We are in a typical college September, when we drown our incoming students in warnings about drink. At freshman orientation, we inundate them with videos, role-plays, and small-group discussions about alcohol abuse. At more than 1,000 institutions, they also have to complete an online course on the subject.
It’s an admirable effort — but it’s not working. Although binge-drinking on campus (defined by the National Institute on Alcohol Abuse and Alcoholism) as five or more alcoholic drinks in a row for men or four for women) has declined slightly in recent years, alcohol-related hospitalizations at colleges have soared by as much as 70 percent. Alcohol continues to dominate the social lives of American college students, for one obvious reason: They associate it with fun, and with sex. Drink lessens your inhibitions, making it easier to meet potential sexual partners.
But it also reduces sexual pleasure, which most students probably don’t know. So I’ve got a suggestion for a different kind of educational campaign, focused less on the perils of alcohol than on its false promises. Put simply, drink doesn’t deliver where it counts. It might make you feel like having sex, but the sex itself won’t feel as good.
That’s not an opinion; it’s a fact. For more than 50 years, scientists have documented the negative effects of alcohol on sexual response, performance, and pleasure. When men drink, they have a harder time getting and maintaining an erection; women don’t reach orgasm as easily; and both sexes report less overall satisfaction.

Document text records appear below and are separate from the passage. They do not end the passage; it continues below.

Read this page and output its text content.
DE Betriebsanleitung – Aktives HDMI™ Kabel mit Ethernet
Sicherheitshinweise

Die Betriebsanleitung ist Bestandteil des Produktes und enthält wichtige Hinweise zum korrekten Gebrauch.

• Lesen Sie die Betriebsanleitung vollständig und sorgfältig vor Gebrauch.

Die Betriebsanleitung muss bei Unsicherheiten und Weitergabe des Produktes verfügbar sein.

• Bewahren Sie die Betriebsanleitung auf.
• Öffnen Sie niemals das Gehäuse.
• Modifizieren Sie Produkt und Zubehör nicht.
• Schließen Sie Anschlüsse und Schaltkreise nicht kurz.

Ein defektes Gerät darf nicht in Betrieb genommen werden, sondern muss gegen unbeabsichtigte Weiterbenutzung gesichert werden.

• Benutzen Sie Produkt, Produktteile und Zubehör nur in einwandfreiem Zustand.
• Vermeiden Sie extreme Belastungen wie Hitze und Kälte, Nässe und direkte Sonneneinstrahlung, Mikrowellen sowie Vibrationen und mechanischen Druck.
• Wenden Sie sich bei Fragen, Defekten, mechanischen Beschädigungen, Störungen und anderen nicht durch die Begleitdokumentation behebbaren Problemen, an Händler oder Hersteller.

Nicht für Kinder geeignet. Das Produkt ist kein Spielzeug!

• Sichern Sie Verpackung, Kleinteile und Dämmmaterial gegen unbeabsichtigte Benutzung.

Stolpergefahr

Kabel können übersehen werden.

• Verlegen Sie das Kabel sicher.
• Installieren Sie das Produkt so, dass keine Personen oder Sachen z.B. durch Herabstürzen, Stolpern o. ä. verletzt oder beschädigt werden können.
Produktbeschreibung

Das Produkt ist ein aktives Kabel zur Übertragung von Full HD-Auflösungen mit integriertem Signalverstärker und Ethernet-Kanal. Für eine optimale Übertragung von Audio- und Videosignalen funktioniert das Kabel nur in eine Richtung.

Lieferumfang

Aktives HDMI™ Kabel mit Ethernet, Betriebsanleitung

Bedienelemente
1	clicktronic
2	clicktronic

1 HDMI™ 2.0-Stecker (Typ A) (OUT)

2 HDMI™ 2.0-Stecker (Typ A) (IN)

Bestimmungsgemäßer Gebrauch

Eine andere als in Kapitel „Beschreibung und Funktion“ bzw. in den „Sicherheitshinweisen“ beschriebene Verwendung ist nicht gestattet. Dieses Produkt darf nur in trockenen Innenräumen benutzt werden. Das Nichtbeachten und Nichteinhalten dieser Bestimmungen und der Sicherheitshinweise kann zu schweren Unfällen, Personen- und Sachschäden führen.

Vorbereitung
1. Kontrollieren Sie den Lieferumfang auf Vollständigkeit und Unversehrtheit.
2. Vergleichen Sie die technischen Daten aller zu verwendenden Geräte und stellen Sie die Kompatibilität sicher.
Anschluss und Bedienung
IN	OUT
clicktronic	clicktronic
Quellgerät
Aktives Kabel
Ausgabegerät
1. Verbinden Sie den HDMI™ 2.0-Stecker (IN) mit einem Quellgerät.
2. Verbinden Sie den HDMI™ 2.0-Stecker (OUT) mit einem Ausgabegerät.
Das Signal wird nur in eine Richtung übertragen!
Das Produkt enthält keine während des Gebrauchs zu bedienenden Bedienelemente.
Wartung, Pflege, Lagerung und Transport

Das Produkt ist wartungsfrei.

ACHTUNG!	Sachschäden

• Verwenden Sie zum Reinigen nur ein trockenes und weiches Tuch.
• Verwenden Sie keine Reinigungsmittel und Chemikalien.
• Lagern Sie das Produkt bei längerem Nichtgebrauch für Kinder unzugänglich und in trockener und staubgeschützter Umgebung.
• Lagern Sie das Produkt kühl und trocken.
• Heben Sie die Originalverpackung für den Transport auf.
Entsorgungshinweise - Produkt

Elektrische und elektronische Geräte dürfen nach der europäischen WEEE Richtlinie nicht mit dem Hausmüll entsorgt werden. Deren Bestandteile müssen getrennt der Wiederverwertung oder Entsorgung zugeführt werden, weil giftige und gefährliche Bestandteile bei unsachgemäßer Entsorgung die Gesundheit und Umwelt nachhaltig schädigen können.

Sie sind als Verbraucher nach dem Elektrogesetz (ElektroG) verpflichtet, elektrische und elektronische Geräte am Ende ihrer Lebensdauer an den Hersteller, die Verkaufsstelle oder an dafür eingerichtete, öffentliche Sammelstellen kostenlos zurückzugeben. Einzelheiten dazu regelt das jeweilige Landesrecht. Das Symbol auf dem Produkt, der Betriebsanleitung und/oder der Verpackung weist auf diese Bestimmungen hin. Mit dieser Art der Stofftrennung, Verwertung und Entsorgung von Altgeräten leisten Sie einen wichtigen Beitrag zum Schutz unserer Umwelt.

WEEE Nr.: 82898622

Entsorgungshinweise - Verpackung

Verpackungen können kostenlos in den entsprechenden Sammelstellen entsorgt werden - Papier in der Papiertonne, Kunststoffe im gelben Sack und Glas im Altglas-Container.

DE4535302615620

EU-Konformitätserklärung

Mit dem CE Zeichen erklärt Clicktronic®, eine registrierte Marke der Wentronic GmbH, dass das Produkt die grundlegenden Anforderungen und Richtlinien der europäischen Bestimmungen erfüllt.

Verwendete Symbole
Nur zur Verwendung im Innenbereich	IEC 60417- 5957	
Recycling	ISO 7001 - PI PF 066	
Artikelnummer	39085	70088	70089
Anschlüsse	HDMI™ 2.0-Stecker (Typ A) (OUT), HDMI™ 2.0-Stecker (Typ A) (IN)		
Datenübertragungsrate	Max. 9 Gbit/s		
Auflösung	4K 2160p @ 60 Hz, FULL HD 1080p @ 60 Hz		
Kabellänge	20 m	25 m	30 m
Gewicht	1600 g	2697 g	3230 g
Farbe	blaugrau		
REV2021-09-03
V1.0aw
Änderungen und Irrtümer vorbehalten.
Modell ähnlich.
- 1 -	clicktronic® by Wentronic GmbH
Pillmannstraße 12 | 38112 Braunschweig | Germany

And that’s because alcohol is a depressant. It inhibits the parts of the central nervous system that affect sexual arousal. And it dehydrates the body, which increases the difficulty of getting oxygen — and, with it, sensation — to the genitals.
I’ve seen some of this information in online courses and other college anti-alcohol campaigns. But it’s a minor theme. When the campaigns focus on sex, it’s almost always in the context of sexual assault.
Rape and alcohol are connected, of course, and every college student should know that. One out of five female students is the victim of attempted or actual rape. And in most of those episodes, one or both partners had consumed alcohol. Women who drink heavily are twice as likely to experience sexual assault as women who don’t drink at all.
But I’m troubled by the focus on sexual assault and other dangers — accidents, drunk driving, alcohol poisoning — in education campaigns, which seem to concede the larger idea that drinking brings pleasure. That’s what makes it so alluring, our efforts imply, as well as so risky.
Let’s face it: in certain ways, alcohol does make you feel good. You don’t have to be a physiologist to know that drink can release feelings of happiness, even euphoria. And it can relax you, especially if you’re under stress. But it’s precisely those soothing qualities that inhibit sexual feelings, even after you have stopped drinking. In one study by researchers in Spain, heavy drinkers who abstained from alcohol for a month continued to experience low libido and other kinds of sexual dysfunction.
That’s not a message young Americans often encounter. Beer ads and Hollywood movies teach them that alcohol enhances sex. And our campaigns against sexual assault tacitly confirm the same idea, by focusing upon the effect of alcohol on judgment, perception, and self-control — and omitting its effect on pleasure.
Many students will come away from those campaigns believing that drinking is sexy. Why else, they must wonder, would their colleges expend so much effort in trying to reduce it? But the truth is just the opposite. Yes, alcohol skews inhibition and judgment, which helps explain its role in sexual assault. But it also inhibits sex, period.
So I’ve got a modest proposal for next year’s freshman orientation: On top of the usual warnings about alcohol abuse, a campaign called, simply, More Drink, Worse Sex. Or even, “If you think alcohol makes sex better, you haven’t had enough sex.” That would require a bold campus leader, one willing to move the discussion beyond the discourse of sexual danger and into the realm of sexual pleasure. It would remind students that alcohol and sex are, physiologically speaking, like oil and water, despite everything they have been led to believe. And it would be true.
Jonathan Zimmerman teaches history and education at New York University. He is the author of Too Hot to Handle: A Global History of Sex Education (Princeton University Press, 2015).